Federal Reserve Chairman Ben Bernanke is expected to retire when the year ends.
Currently, the frontrunners to fill that vacated seat include current Fed Vice Chair Janet Yellen.
Yellen has been one of the more dovish members of the Fed, supporting the rationale for easy monetary policy.
While Yellen is expected to continue Bernanke's policies, some fear that she'll want to keep things easy for too long.
In other words, she's considered a perma-dove.

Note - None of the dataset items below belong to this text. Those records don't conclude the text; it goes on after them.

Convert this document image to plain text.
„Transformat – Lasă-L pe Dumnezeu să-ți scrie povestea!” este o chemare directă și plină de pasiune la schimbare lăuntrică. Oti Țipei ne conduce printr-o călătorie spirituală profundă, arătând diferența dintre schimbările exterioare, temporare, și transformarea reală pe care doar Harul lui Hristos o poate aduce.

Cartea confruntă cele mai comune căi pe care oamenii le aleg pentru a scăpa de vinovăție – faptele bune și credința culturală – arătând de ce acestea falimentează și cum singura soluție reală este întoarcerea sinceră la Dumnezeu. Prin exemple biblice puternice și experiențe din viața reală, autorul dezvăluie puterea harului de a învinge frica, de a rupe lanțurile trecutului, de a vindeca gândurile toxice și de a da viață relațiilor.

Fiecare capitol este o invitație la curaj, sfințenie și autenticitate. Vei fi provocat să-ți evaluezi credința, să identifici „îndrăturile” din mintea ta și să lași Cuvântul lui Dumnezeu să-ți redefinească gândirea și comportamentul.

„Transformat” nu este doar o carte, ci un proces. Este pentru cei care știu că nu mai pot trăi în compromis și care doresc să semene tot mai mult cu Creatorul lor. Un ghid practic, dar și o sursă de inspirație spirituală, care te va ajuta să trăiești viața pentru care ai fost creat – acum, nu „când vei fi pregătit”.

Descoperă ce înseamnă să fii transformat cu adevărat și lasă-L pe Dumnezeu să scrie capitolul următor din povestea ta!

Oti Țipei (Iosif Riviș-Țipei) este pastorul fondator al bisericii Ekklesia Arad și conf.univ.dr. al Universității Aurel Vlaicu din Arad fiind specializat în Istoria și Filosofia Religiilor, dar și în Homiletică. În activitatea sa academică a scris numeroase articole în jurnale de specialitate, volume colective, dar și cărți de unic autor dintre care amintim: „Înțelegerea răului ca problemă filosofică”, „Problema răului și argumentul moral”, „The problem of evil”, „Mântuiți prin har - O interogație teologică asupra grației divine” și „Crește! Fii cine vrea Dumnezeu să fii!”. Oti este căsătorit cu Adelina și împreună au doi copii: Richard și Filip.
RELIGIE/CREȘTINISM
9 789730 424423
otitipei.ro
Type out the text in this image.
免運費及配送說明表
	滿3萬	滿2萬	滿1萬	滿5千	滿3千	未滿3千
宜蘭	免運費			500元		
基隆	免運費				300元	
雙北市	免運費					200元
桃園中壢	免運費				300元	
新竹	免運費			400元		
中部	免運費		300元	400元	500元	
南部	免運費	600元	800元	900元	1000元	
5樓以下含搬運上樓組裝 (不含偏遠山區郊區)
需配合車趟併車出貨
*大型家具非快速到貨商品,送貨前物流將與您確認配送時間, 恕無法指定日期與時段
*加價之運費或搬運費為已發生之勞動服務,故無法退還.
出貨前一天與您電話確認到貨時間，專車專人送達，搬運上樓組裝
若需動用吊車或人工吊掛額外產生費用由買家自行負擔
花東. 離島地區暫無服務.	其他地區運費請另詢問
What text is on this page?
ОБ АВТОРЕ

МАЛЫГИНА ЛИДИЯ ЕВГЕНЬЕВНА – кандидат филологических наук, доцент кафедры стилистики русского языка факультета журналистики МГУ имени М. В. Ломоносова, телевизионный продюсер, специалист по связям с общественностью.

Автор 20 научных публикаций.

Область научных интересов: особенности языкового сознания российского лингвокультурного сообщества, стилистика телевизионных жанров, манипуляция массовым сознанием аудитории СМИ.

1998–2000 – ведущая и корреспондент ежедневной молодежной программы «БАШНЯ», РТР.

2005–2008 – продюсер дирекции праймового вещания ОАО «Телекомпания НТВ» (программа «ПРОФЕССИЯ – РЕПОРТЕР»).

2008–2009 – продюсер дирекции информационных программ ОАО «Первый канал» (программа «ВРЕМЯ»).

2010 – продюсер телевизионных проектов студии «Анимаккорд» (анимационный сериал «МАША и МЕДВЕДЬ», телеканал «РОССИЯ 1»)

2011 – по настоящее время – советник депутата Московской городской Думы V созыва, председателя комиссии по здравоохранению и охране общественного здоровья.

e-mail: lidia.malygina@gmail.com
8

But in a research note to clients on Thursday, Bank of America Merrill Lynch economist Michael Hanson says that's not correct. From his note:
First, Yellen isn’t the perma-dove that some think. She has a centrist’s record through both easing and tightening cycles. When times called for tighter policies, Yellen supported them — she has never cast a dovish dissent. Indeed, former Fed governor Meyer has written that he and Yellen attempted — unsuccessfully — to convince then-Chairman Alan Greenspan to raise rates in the fall of 1996 due to inflationary concerns. She was also early at the Fed in citing risks from the over-heating housing market, which is hardly an “easy at all costs” position.
Yes, Yellen is very much on the dovish side right now, but that is because the economy arguably warrants it: both inflation and employment growth are too low relative to the Fed’s dual mandate. Her position also reflects less conviction of a rapid recovery than many of her Fed peers; a recent WSJ analysis showed Yellen has been the most accurate forecaster on the FOMC since the crisis began.
So she may seem dovish today, but her track record shows that she was hawkish when the Fed needed to be hawkish.